The report by PayU, the fintech and e-payments division of Prosus (the global investment arm of Naspers) found that 46 percent of Kenyans polled considered education as an indicator of prosperity followed by health at 45 percent.
Being wealthy was cited by 38 percent of respondents, followed by a loving family (37 percent) and a secure well-paying job (35 percent).
The findings are based on feedback from 10,500 adults in 18 countries globally, with Kenya, Nigeria and South Africa representing Africa.
PayU says the survey was aimed at establishing the “limitations of financial inclusion, the value of financial services, and the key characteristics that define prosperity”.
About 45 percent of South Africans cited health as top indicator of prosperity, followed by education (44 percent), a well-paying job (41 percent), loving family 38 percent) and owning a house (37 percent).

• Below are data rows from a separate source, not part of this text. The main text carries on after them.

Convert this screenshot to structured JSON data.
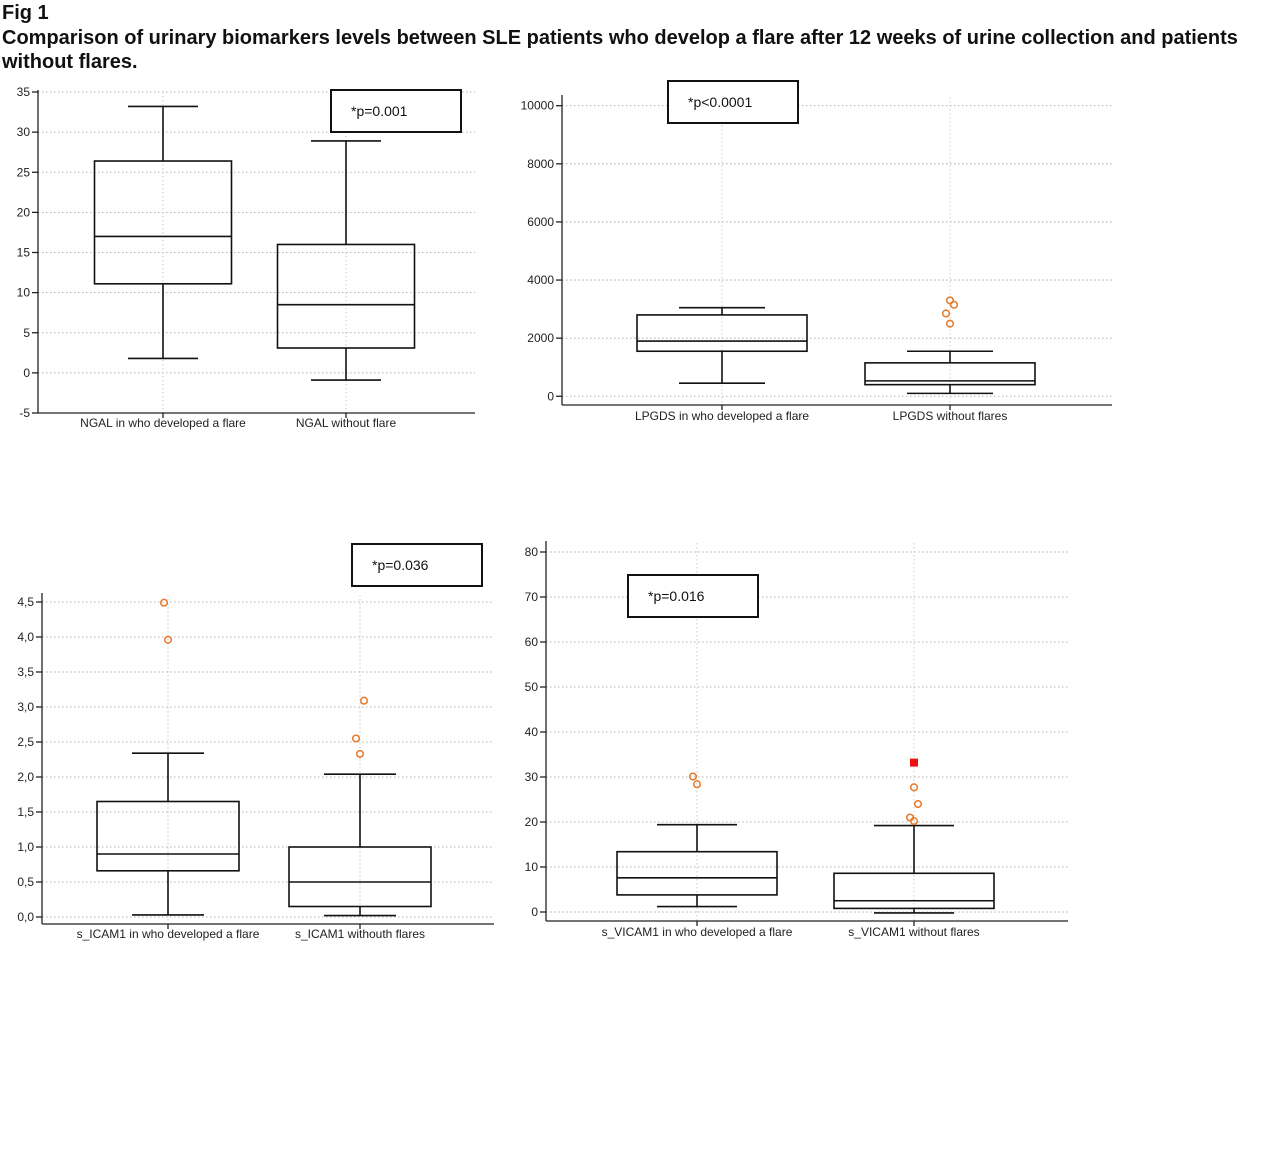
{
  "figure": {
    "label": "Fig 1",
    "title": "Comparison of urinary biomarkers levels between SLE patients who develop a flare after 12 weeks of urine collection and patients without flares."
  },
  "colors": {
    "outlier": "#e8782a",
    "extreme_outlier": "#ee1111",
    "box": "#111111"
  },
  "chart_data": [
    {
      "type": "boxplot",
      "id": "ngal",
      "annotation": "*p=0.001",
      "ylim": [
        -5,
        35
      ],
      "yticks": [
        -5,
        0,
        5,
        10,
        15,
        20,
        25,
        30,
        35
      ],
      "ytick_labels": [
        "-5",
        "0",
        "5",
        "10",
        "15",
        "20",
        "25",
        "30",
        "35"
      ],
      "grid": true,
      "categories": [
        "NGAL in who developed a flare",
        "NGAL without flare"
      ],
      "boxes": [
        {
          "whisker_low": 1.8,
          "q1": 11.1,
          "median": 17.0,
          "q3": 26.4,
          "whisker_high": 33.2,
          "outliers": [],
          "extremes": []
        },
        {
          "whisker_low": -0.9,
          "q1": 3.1,
          "median": 8.5,
          "q3": 16.0,
          "whisker_high": 28.9,
          "outliers": [],
          "extremes": []
        }
      ]
    },
    {
      "type": "boxplot",
      "id": "lpgds",
      "annotation": "*p<0.0001",
      "ylim": [
        -300,
        10300
      ],
      "yticks": [
        0,
        2000,
        4000,
        6000,
        8000,
        10000
      ],
      "ytick_labels": [
        "0",
        "2000",
        "4000",
        "6000",
        "8000",
        "10000"
      ],
      "grid": true,
      "categories": [
        "LPGDS in who developed a flare",
        "LPGDS without flares"
      ],
      "boxes": [
        {
          "whisker_low": 450,
          "q1": 1550,
          "median": 1900,
          "q3": 2800,
          "whisker_high": 3050,
          "outliers": [],
          "extremes": []
        },
        {
          "whisker_low": 100,
          "q1": 400,
          "median": 530,
          "q3": 1150,
          "whisker_high": 1550,
          "outliers": [
            2500,
            2850,
            3150,
            3300
          ],
          "extremes": []
        }
      ]
    },
    {
      "type": "boxplot",
      "id": "icam1",
      "annotation": "*p=0.036",
      "ylim": [
        -0.1,
        4.6
      ],
      "yticks": [
        0,
        0.5,
        1,
        1.5,
        2,
        2.5,
        3,
        3.5,
        4,
        4.5
      ],
      "ytick_labels": [
        "0,0",
        "0,5",
        "1,0",
        "1,5",
        "2,0",
        "2,5",
        "3,0",
        "3,5",
        "4,0",
        "4,5"
      ],
      "grid": true,
      "categories": [
        "s_ICAM1 in who developed a flare",
        "s_ICAM1 withouth flares"
      ],
      "boxes": [
        {
          "whisker_low": 0.03,
          "q1": 0.66,
          "median": 0.9,
          "q3": 1.65,
          "whisker_high": 2.34,
          "outliers": [
            3.96,
            4.49
          ],
          "extremes": []
        },
        {
          "whisker_low": 0.02,
          "q1": 0.15,
          "median": 0.5,
          "q3": 1.0,
          "whisker_high": 2.04,
          "outliers": [
            2.33,
            2.55,
            3.09
          ],
          "extremes": []
        }
      ]
    },
    {
      "type": "boxplot",
      "id": "vicam1",
      "annotation": "*p=0.016",
      "ylim": [
        -2,
        82
      ],
      "yticks": [
        0,
        10,
        20,
        30,
        40,
        50,
        60,
        70,
        80
      ],
      "ytick_labels": [
        "0",
        "10",
        "20",
        "30",
        "40",
        "50",
        "60",
        "70",
        "80"
      ],
      "grid": true,
      "categories": [
        "s_VICAM1 in who developed a flare",
        "s_VICAM1 without flares"
      ],
      "boxes": [
        {
          "whisker_low": 1.2,
          "q1": 3.8,
          "median": 7.6,
          "q3": 13.4,
          "whisker_high": 19.4,
          "outliers": [
            28.4,
            30.1
          ],
          "extremes": []
        },
        {
          "whisker_low": -0.2,
          "q1": 0.8,
          "median": 2.5,
          "q3": 8.6,
          "whisker_high": 19.2,
          "outliers": [
            20.2,
            21.0,
            24.0,
            27.7
          ],
          "extremes": [
            33.2
          ]
        }
      ]
    }
  ]
}
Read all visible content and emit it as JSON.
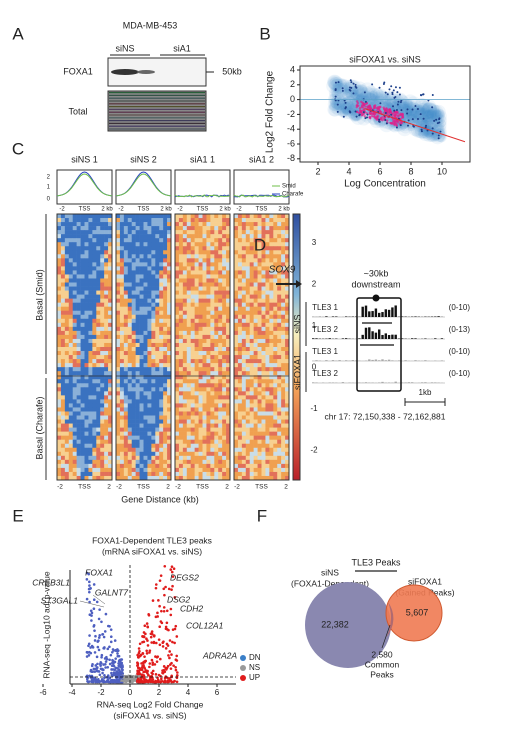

Nigerians, however, cited being wealthy as the key driver of prosperity, followed by being healthy (48 percent), providing best education to the children (42 percent), a loving family (36 percent) and a well-paying job (31 percent). “The striking insight is that in countries considered poorer by international standards, the values of health and happiness are emphasised over wealth and money,” PayU says in Financial Prosperity Barometer: Perceptions of prosperity in high-growth markets report.
About 92 percent of Kenyans believe financial services help people plan for their future prosperity, the survey findings show, with 77 percent saying the more they access financial services, the higher the chances of being prosperous.